What they are hanging from is hooks. The hooks have been set into the brickwork of the Wall, for this purpose. Not all of them are occupied. The hooks look like appliances for the armless. Or steel question marks, upside-down and sideways.

It’s the bags over the heads that are the worst, worse than the faces themselves would be. It makes the men look like dolls on which faces have not yet been painted; like scarecrows, which in a way is what they are, since they are meant to scare. Or as if their heads are sacks, stuffed with some undifferentiated material, like flour or dough. It’s the obvious heaviness of the heads, their vacancy, the way gravity pulls them down and there’s no life any more to hold them up. The heads are zeros.

Though if you look and look, as we are doing, you can see the outlines of the features under the white cloth, like grey shadows. The heads are the heads of snowmen, with the coal eyes and the carrot noses fallen out. The heads are melting.
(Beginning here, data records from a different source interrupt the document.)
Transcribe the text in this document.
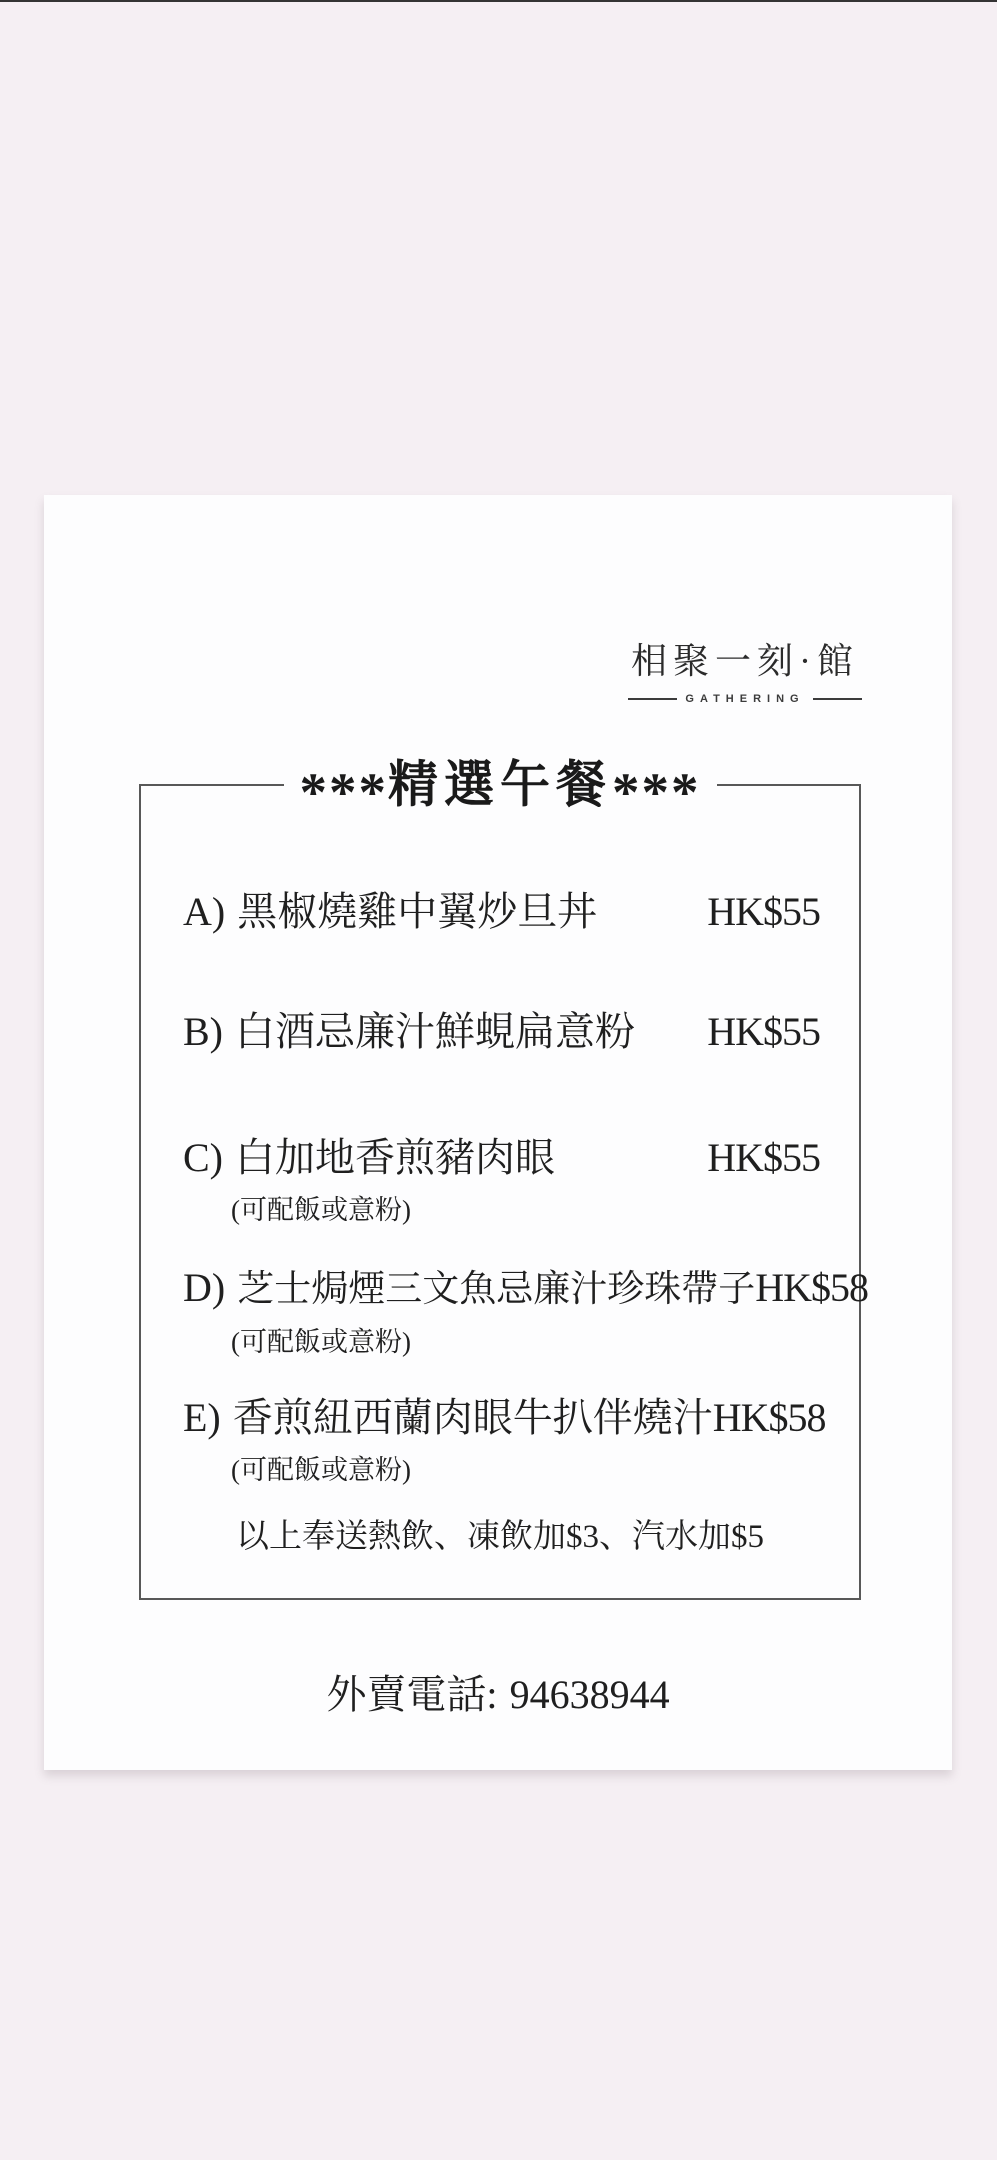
相聚一刻·館
GATHERING
***精選午餐***
A) 黑椒燒雞中翼炒旦丼	HK$55
B) 白酒忌廉汁鮮蜆扁意粉 HK$55
C) 白加地香煎豬肉眼	HK$55
(可配飯或意粉)
D) 芝士焗煙三文魚忌廉汁珍珠帶子 HK$58
(可配飯或意粉)
E) 香煎紐西蘭肉眼牛扒伴燒汁 HK$58
(可配飯或意粉)
以上奉送熱飲、凍飲加$3、汽水加$5
外賣電話: 94638944
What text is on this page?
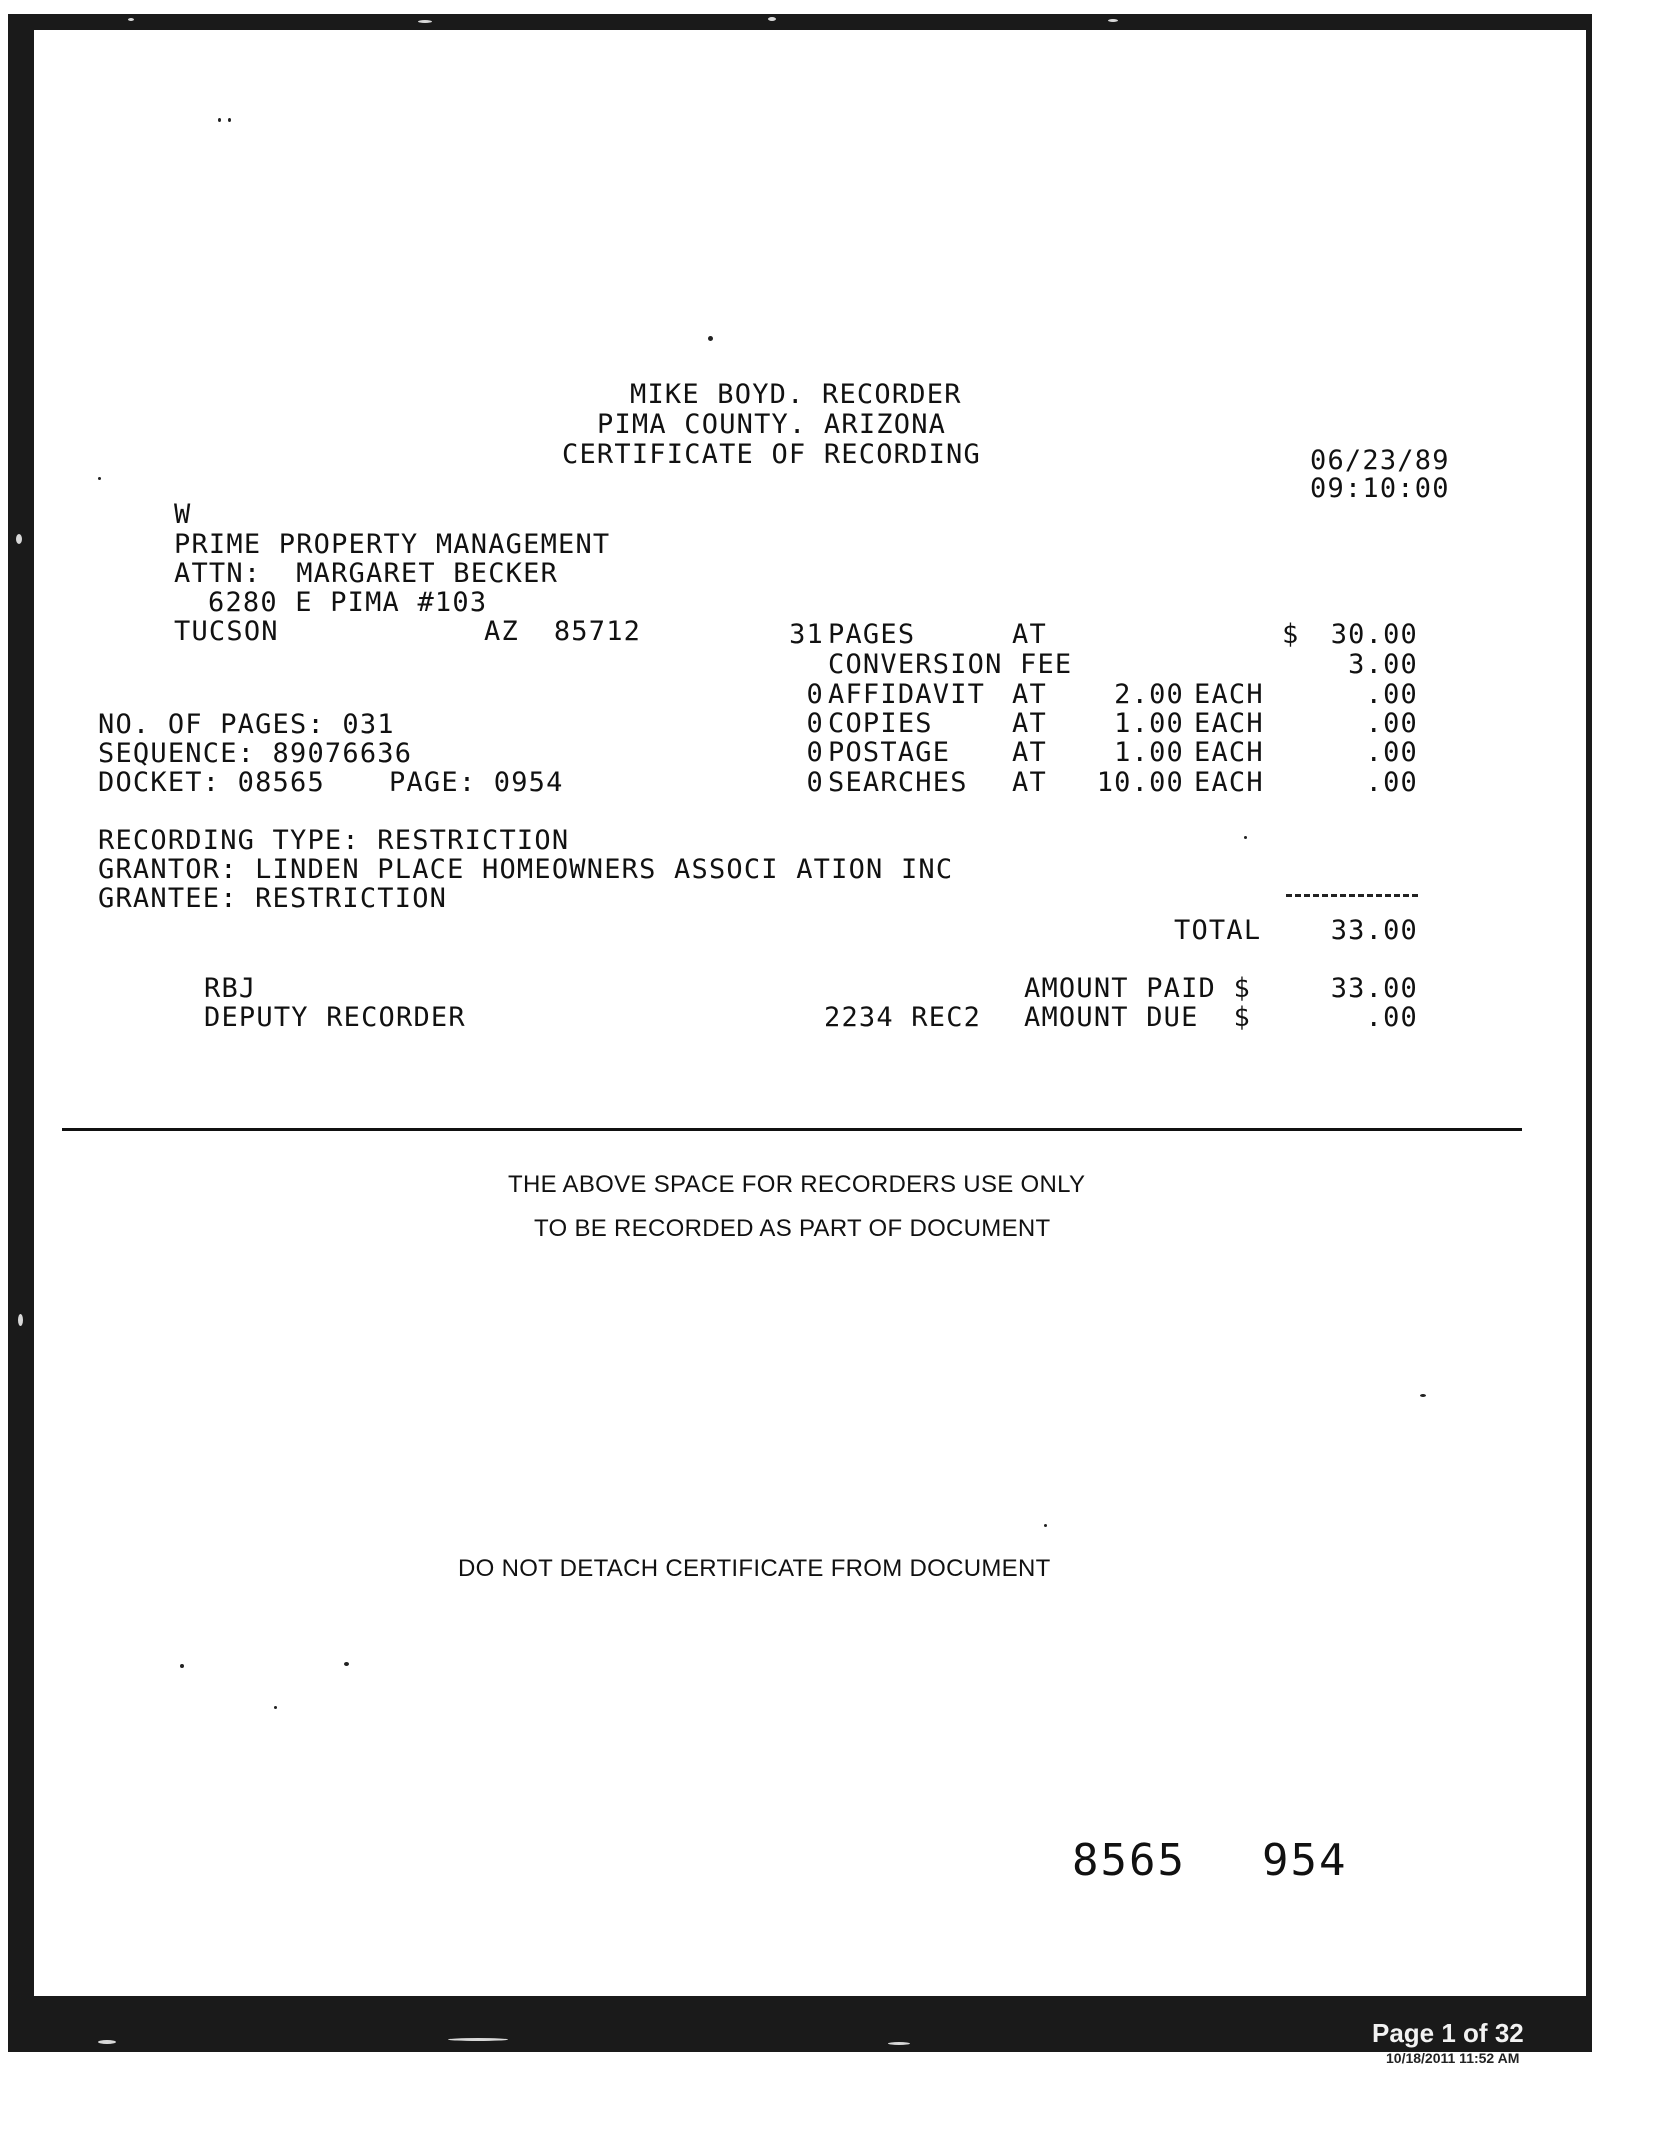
MIKE BOYD. RECORDER
PIMA COUNTY. ARIZONA
CERTIFICATE OF RECORDING	06/23/89
09:10:00
W
PRIME PROPERTY MANAGEMENT
ATTN:  MARGARET BECKER
6280 E PIMA #103
TUCSON	AZ  85712	31 PAGES	AT	$	30.00
CONVERSION FEE	3.00
0 AFFIDAVIT AT	2.00 EACH	.00
0 COPIES	AT	1.00 EACH	.00
0 POSTAGE AT	1.00 EACH	.00
0 SEARCHES AT	10.00 EACH	.00
NO. OF PAGES: 031
SEQUENCE: 89076636
DOCKET: 08565 PAGE: 0954
RECORDING TYPE: RESTRICTION
GRANTOR: LINDEN PLACE HOMEOWNERS ASSOCI ATION INC
GRANTEE: RESTRICTION
TOTAL	33.00
RBJ
DEPUTY RECORDER	2234 REC2
AMOUNT PAID $	33.00
AMOUNT DUE  $	.00
THE ABOVE SPACE FOR RECORDERS USE ONLY
TO BE RECORDED AS PART OF DOCUMENT
DO NOT DETACH CERTIFICATE FROM DOCUMENT
8565 954
Page 1 of 32
10/18/2011 11:52 AM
But on one bag there’s blood, which has seeped through the white cloth, where the mouth must have been. It makes another mouth, a small red one, like the mouths painted with thick brushes by kindergarten children. A child’s idea of a smile. This smile of blood is what fixes the attention, finally. These are not snowmen after all.

The men wear white coats, like those worn by doctors or scientists. Doctors and scientists aren’t the only ones, there are others, but they must have had a run on them this morning. Each has a placard hung around his neck to show why he has been executed: a drawing of a human foetus. They were doctors, then, in the time before, when such things were legal. Angel makers, they used to call them: or was that something else? They’ve been turned up now by the searches through hospital records, or – more likely, since most hospitals destroyed such records once it became clear what was going to happen – by informants: ex-nurses perhaps, or a pair of them, since evidence from a single woman is no longer admissible; or another doctor, hoping to save his own skin; or someone already accused, lashing out at an enemy, or at random, in some desperate bid for safety. Though informants are not always pardoned.

These men, we’ve been told, are like war criminals. It’s no excuse that what they did was legal at the time: their crimes are retroactive. They have committed atrocities, and must be made into examples, for the rest. Though this is hardly needed. No woman in her right mind, these days, would seek to prevent a birth, should she be so lucky as to conceive.

What we are supposed to feel towards these bodies is hatred and scorn. This isn’t what I feel. These bodies banging on the Wall are time travellers, anachronisms. They’ve come here from the past.

What I feel towards them is blankness. What I feel is that I must not feel. What I feel is partly relief, because none of these men is Luke. Luke wasn’t a doctor. Isn’t.


I look at the one red smile. The red of the smile is the same as the red of the tulips in Serena Joy’s garden, towards the base of the flowers where they are beginning to heal. The red is the same but there is no connection. The tulips are not tulips of blood, the red smiles are not flowers, neither thing makes a comment on the other. The tulip is not a reason for disbelief in the hanged man, or vice versa. Each thing is valid and really there. It is through a field of such valid objects that I must pick my way, every day and in every way. I put a lot of effort into making such distinctions. I need to make them. I need to be very clear, in my own mind.


I feel a tremor in the woman beside me. Is she crying? In what way could it make her look good? I can’t afford to know. My own hands are clenched, I note, tight around the handle of my basket. I won’t give anything away.